August 30, 1998|By Kristine Henry | Kristine Henry,SUN STAFF

The soon-to-be bride had no choice.

The balance on her dress was due, the caterer wanted his money and the DJ wasn't playing for free. Without the cash to pay upfront, she did what anyone might do -- she put it on plastic.

A year after the wedding, Bridgette -- who asked that her last name not be used -- found herself with $12,000 in credit-card bills in addition to an $18,000 balance on a home-improvement loan. Wanting to consolidate her bills and decrease her monthly debt payments, Bridgette went to the bank and got a home-equity loan for $26,600.

What makes her situation unusual is that she had only about $12,000 worth of equity in her home.

Bridgette is one of the 350,000 Americans who, this year, took out an increasingly popular type of loan that allows consumers to borrow up to, and sometimes more than, 125 percent of the value of their houses, rather than the typical 80 percent limit. She and her husband now owe $81,000 on their east Baltimore County rowhouse, which is appraised at $67,000.

Because such "no-equity loans" come with lower interest rates than most credit cards, about 13 to 15 percent, and they let consumers spread payments over 15 years, they can bring instant relief to people whose monthly bills have gotten out of control. Bridgette's payments on her credit-card debt and home-improvement loan dropped from $1,000 a month to less than $400.

"Money only goes so far," she said, "and this loan helped us a lot."

But such loans come with drawbacks that some consumer advocates and mortgage brokers say outweigh their benefits.

The loans make selling a house and buying a new one more costly -- if not impossible.

Refinancing to a lower rate is out of the question, since most lenders will go only to 90 percent of the home's value.

People who pay off their credit cards with the loan and then head right back to the department stores and ring up another huge balance will be in worse financial straits than before -- and this time their houses are on the line.

"We always felt that sort of loan-to-value ratio would put a burden on our customers," said Tony Mattera, spokesman for Crestar Bank, which discourages no-equity loans. "When you go to sell your home, it's possible you'll have negative equity and have some gigantic out-of-pocket outlay in order to sell your home."

Some lenders may let people transfer the loan to a new home. Other lenders, however, require the no-equity loan to be paid when a homeowner decides to sell.

If Bridgette sold her house today at the appraised value, for example, she'd likely have to come up with $14,000 to pay off the no-equity loan.

The loans also raise issues for people who want to refinance. Banks and mortgage brokers generally don't retain and service mortgages that they make.

Instead, they sell them on secondary markets, and government-chartered agencies Fannie Mae and Freddie Mac are by far the largest buyers. So most lenders must make sure their loans conform to Fannie Mae and Freddie Mac guidelines.
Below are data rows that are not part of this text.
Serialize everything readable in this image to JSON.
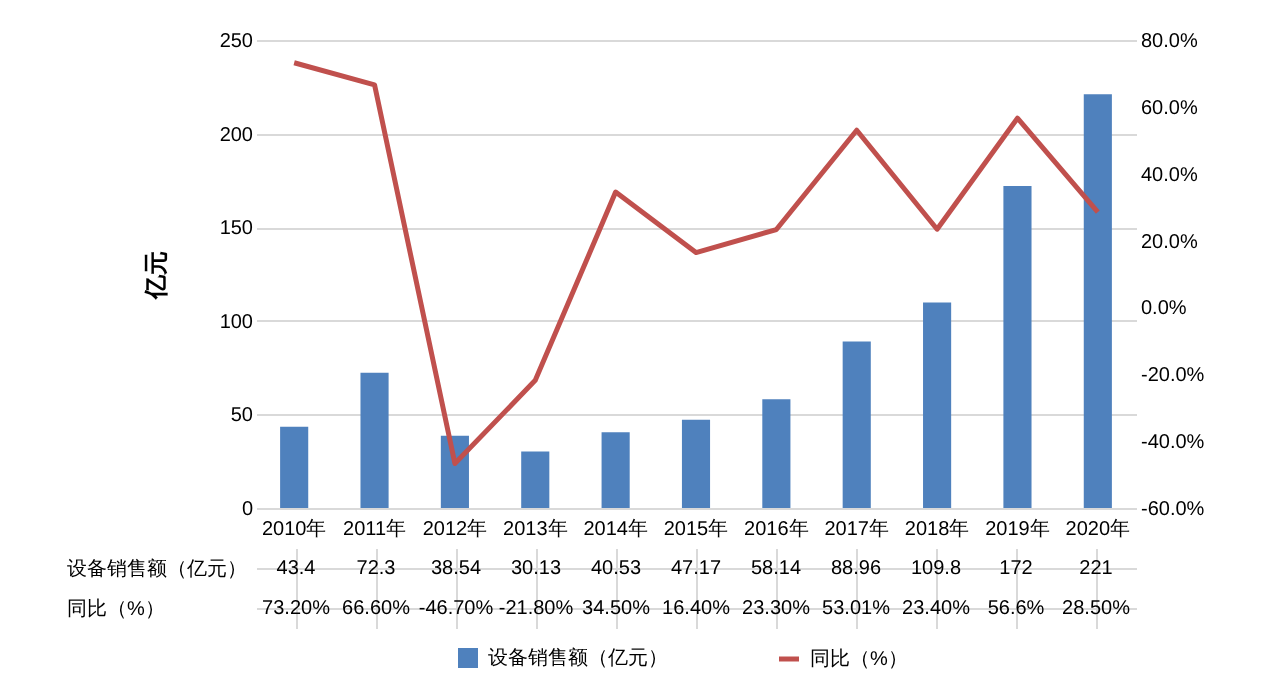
{
  "chart_data": {
    "type": "bar",
    "ylabel": "亿元",
    "categories": [
      "2010年",
      "2011年",
      "2012年",
      "2013年",
      "2014年",
      "2015年",
      "2016年",
      "2017年",
      "2018年",
      "2019年",
      "2020年"
    ],
    "series": [
      {
        "name": "设备销售额（亿元）",
        "color": "#4f81bd",
        "values": [
          43.4,
          72.3,
          38.54,
          30.13,
          40.53,
          47.17,
          58.14,
          88.96,
          109.8,
          172,
          221
        ],
        "value_labels": [
          "43.4",
          "72.3",
          "38.54",
          "30.13",
          "40.53",
          "47.17",
          "58.14",
          "88.96",
          "109.8",
          "172",
          "221"
        ]
      },
      {
        "name": "同比（%）",
        "type": "line",
        "axis": "y2",
        "color": "#c0504d",
        "values": [
          73.2,
          66.6,
          -46.7,
          -21.8,
          34.5,
          16.4,
          23.3,
          53.01,
          23.4,
          56.6,
          28.5
        ],
        "value_labels": [
          "73.20%",
          "66.60%",
          "-46.70%",
          "-21.80%",
          "34.50%",
          "16.40%",
          "23.30%",
          "53.01%",
          "23.40%",
          "56.6%",
          "28.50%"
        ]
      }
    ],
    "ylim": [
      0,
      250
    ],
    "yticks": [
      0,
      50,
      100,
      150,
      200,
      250
    ],
    "y2lim": [
      -60,
      80
    ],
    "y2ticks": [
      {
        "value": -60,
        "label": "-60.0%"
      },
      {
        "value": -40,
        "label": "-40.0%"
      },
      {
        "value": -20,
        "label": "-20.0%"
      },
      {
        "value": 0,
        "label": "0.0%"
      },
      {
        "value": 20,
        "label": "20.0%"
      },
      {
        "value": 40,
        "label": "40.0%"
      },
      {
        "value": 60,
        "label": "60.0%"
      },
      {
        "value": 80,
        "label": "80.0%"
      }
    ],
    "grid": "y",
    "legend": "bottom",
    "marker": "none",
    "line_style": "solid"
  }
}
Both agencies frown on loans that put people in a position of owing more than 90 percent of a home's value.

"What consumers should be asking is, even if it's portable, will I have trouble with my next first mortgage?" said Neil Sweren, president of American Home Loan Inc. and past president of the Maryland Association of Mortgage Brokers. "If they want an FHA or Fannie Mae or Freddie Mac first mortgage, they might have problems. It's hard to tell how big of a problem it is, I don't think they've [no-equity loans] been around long enough to really tell."

Higher rates

Buyers can find lenders -- called sub-prime lenders -- who are not bound by Fannie Mae and Freddie Mac's standards, but the interest rates generally are higher. For example, First Plus Financial Group of Dallas, the largest no-equity home loan lender, also offers 30-year first mortgages. But they generally run about 10.6 percent, while conventional 30-year mortgages now average about 7 percent.

John Hauge, a group executive of financial strategies at First Plus, said his customers have already entered the world of nonconforming loans when they take out a no-equity loan, so the Fannie Mae and Freddie Mac guidelines are irrelevant.

"If they wanted to do that [obtain conforming first mortgages] they would have taken steps prior to coming to us and not run up credit-card debt," he said.

"Our loan enables people to get ahead," said Bill Benac, First Plus' chief financial officer. "When payments drop from $1,000 to $500, a borrower suddenly has a considerable amount of disposable income and it gives them the room to breathe that they need. Over time, the credit ratings of our borrowers tend to improve, not deteriorate."

A recent study by Brittain Associates of Atlanta found that in the past two years more than 4 million households have used home-equity loans -- including traditional and no-equity -- to pay down credit-card balances.